The right metrics can help businesses track, trend and report on security performance, says Ed Cooper, vice president of marketing at Skybox Security, a vendor whose risk-modeling products are used by organizations such as Standard Chartered Bank. The trick is to know which metrics make sense for each stakeholder, how to gather the information and what language to present it in, he says.
"Everybody looks at risk from their own point of view. Metrics have to be put into some sort of relevancy" for each perspective, Cooper says.
5. Monitor all controls
Implementing controls for dealing with security threats is one thing.

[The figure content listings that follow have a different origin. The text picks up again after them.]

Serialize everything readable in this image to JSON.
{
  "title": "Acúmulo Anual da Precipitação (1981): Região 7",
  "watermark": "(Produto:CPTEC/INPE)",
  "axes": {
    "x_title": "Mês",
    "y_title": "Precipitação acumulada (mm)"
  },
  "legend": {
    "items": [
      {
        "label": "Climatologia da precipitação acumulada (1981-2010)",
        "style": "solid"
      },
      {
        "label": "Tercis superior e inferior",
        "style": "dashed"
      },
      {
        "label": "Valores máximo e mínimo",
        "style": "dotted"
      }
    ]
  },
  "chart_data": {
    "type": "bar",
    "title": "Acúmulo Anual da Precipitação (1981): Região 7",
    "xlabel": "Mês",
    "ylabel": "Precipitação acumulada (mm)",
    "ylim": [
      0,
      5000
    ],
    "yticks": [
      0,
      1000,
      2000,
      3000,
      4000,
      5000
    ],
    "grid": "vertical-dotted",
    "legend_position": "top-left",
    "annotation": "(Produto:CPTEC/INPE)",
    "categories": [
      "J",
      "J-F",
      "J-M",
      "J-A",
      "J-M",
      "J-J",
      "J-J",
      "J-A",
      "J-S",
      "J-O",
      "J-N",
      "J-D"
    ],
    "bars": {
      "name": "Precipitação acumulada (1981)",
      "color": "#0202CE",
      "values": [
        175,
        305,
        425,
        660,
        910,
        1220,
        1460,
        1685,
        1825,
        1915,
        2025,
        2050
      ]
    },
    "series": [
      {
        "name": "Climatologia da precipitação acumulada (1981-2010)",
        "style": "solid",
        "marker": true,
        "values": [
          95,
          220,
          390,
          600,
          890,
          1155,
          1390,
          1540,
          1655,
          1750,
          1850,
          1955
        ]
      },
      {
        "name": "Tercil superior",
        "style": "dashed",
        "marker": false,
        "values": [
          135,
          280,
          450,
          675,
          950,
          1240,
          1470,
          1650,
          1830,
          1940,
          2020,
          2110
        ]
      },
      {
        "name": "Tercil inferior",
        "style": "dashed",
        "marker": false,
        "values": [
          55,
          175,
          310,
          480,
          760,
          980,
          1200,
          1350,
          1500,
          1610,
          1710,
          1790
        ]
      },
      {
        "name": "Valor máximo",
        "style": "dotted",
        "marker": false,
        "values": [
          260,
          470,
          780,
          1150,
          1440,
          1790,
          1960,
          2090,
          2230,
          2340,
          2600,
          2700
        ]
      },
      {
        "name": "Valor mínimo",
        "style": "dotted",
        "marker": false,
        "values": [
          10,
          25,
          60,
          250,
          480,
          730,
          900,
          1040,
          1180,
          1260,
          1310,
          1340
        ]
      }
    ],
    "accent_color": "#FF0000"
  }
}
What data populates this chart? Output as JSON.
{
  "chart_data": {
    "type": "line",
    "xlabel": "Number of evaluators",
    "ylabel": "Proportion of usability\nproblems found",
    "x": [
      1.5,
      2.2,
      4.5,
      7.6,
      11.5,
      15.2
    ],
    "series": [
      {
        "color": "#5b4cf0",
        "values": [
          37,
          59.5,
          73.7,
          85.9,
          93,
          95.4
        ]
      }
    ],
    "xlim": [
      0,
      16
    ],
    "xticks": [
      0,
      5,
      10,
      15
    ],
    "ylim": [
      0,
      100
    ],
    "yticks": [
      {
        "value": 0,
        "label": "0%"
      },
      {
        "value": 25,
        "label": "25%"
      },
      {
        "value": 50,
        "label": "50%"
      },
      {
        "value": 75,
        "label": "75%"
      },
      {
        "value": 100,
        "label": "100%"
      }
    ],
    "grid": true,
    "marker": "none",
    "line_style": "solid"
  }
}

Testing, monitoring and validating them is another. "If you have key controls on critical processes, you need continual monitoring to make sure they are working," Brotby says.
This sort of monitoring can be part of a broader IT governance program or compliance and auditing effort.
Often, many of the controls that companies are using to manage risk were originally implemented in response to some tactical issue. Many companies, for instance, have implemented network behavior analysis tools in response to concerns over so-called zero-day threats that take advantage of unpatched software vulnerabilities.
It's important to tie controls back to a specific business risk and then monitor them to ensure that they are indeed doing what they were intended to do.
"The problem with controls is that they are put in place reactively to a particular problem, and then they pile up, so you get layers of controls that people don't know are controls," Brotby says.
To a large extent, governance is what you are doing when you gather metrics to prove compliance with an internally or externally driven security requirement, Meakin says.
"Compliance means showing these are the risks and these are the controls, and, yes, I have mapped those controls to the regulatory requirement," he says. "The fact I am measuring is a demonstration of proper governance."
Taking such steps will be challenging for large companies where the security environment has grown in response to tactical considerations as opposed to strategic ones.
To understand how secure you need to be in that kind of environment, start by looking at your industry or regulatory compliance objectives, Othersen says.
But whatever your environment, get started. A better answer to the big security question is within reach.